Um Gottes willen, ich hasse die.

Neben dem Tourbetrieb arbeiten Sie in Berlin immer wieder als Gastdozent für Puppenspiel an der Hochschule für Schauspielkunst „Ernst Busch“. Warum?

Ich glaube, das ist das, was ich am besten kann. Ich habe mittlerweile 7 Szenenstudien gemacht, das heißt, man nimmt sich einen Stoff aus der dramatischen Literatur und probt. Am Ende steht dann ein Vorspiel der Studenten. Das war immer großartig. Man nimmt sich selber sehr zurück in dieser Arbeit. Ich halte keinen Vortrag über mein Schaffen, sondern leite eher vorsichtig an. Die Abwechslung ist mir wichtig. Nach dem aktuellen Programm stehen noch ein Band- und ein Filmprojekt an.

Die Rolle als Musiker ist ja auch in Ihren Programmen wichtig. Es sind die einzigen Momente, in denen das Publikum Sie wirklich sieht.

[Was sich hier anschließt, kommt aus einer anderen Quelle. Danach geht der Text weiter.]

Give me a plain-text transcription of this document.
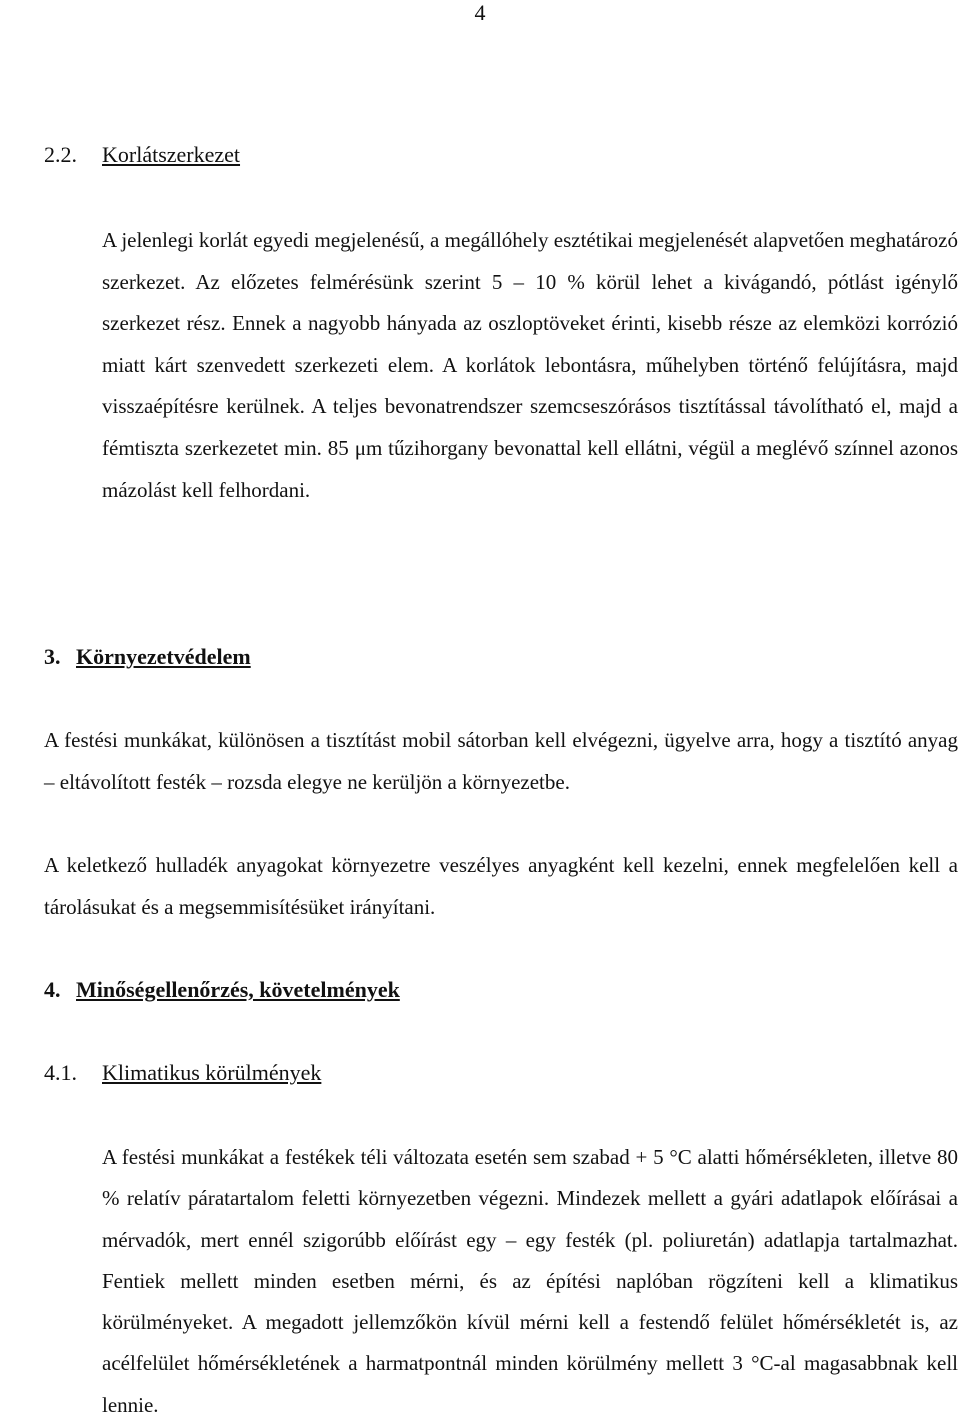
4
2.2. Korlátszerkezet

A jelenlegi korlát egyedi megjelenésű, a megállóhely esztétikai megjelenését alapvetően meghatározó szerkezet. Az előzetes felmérésünk szerint 5 – 10 % körül lehet a kivágandó, pótlást igénylő szerkezet rész. Ennek a nagyobb hányada az oszloptöveket érinti, kisebb része az elemközi korrózió miatt kárt szenvedett szerkezeti elem. A korlátok lebontásra, műhelyben történő felújításra, majd visszaépítésre kerülnek. A teljes bevonatrendszer szemcseszórásos tisztítással távolítható el, majd a fémtiszta szerkezetet min. 85 μm tűzihorgany bevonattal kell ellátni, végül a meglévő színnel azonos mázolást kell felhordani.

3. Környezetvédelem

A festési munkákat, különösen a tisztítást mobil sátorban kell elvégezni, ügyelve arra, hogy a tisztító anyag – eltávolított festék – rozsda elegye ne kerüljön a környezetbe.

A keletkező hulladék anyagokat környezetre veszélyes anyagként kell kezelni, ennek megfelelően kell a tárolásukat és a megsemmisítésüket irányítani.

4. Minőségellenőrzés, követelmények
4.1. Klimatikus körülmények

A festési munkákat a festékek téli változata esetén sem szabad + 5 °C alatti hőmérsékleten, illetve 80 % relatív páratartalom feletti környezetben végezni. Mindezek mellett a gyári adatlapok előírásai a mérvadók, mert ennél szigorúbb előírást egy – egy festék (pl. poliuretán) adatlapja tartalmazhat. Fentiek mellett minden esetben mérni, és az építési naplóban rögzíteni kell a klimatikus körülményeket. A megadott jellemzőkön kívül mérni kell a festendő felület hőmérsékletét is, az acélfelület hőmérsékletének a harmatpontnál minden körülmény mellett 3 °C-al magasabbnak kell lennie.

Ich mache länger Musik, als ich mit Puppen spiele. Es kommt dann immer wieder Kritik von Leuten, die nur meine Figuren kennen und dann denken, jetzt kommt der auch noch mit der Gitarre raus. Darauf kann ich aber keine Rücksicht nehmen. Wenn ich anfange mir vorzustellen, was denn die Leute eigentlich sehen wollen, kann ich keinen guten Abend mehr machen. Ich habe ja keine Ambitionen, eine Schlagerkarriere zu machen. Ich habe überhaupt keine Ambitionen, irgendeine Karriere zu machen. Das Grundschema der Gesellschaft ist das BWLer-Denken. Angebot und Nachfrage regeln alles. Ein Produkt ist dann erfolgreich, wenn man sich in den Konsumenten hineinversetzt und dessen Bedürfnisse befriedigt. Es wird einem suggeriert, dass es überall so ist. Das ist totaler Quatsch. Daraus entsteht kein kreativer Gedanke, sondern nur Reproduktion von etwas, was ohnehin schon da ist. Wirkliche Innovation ist frei von Zielorientierung.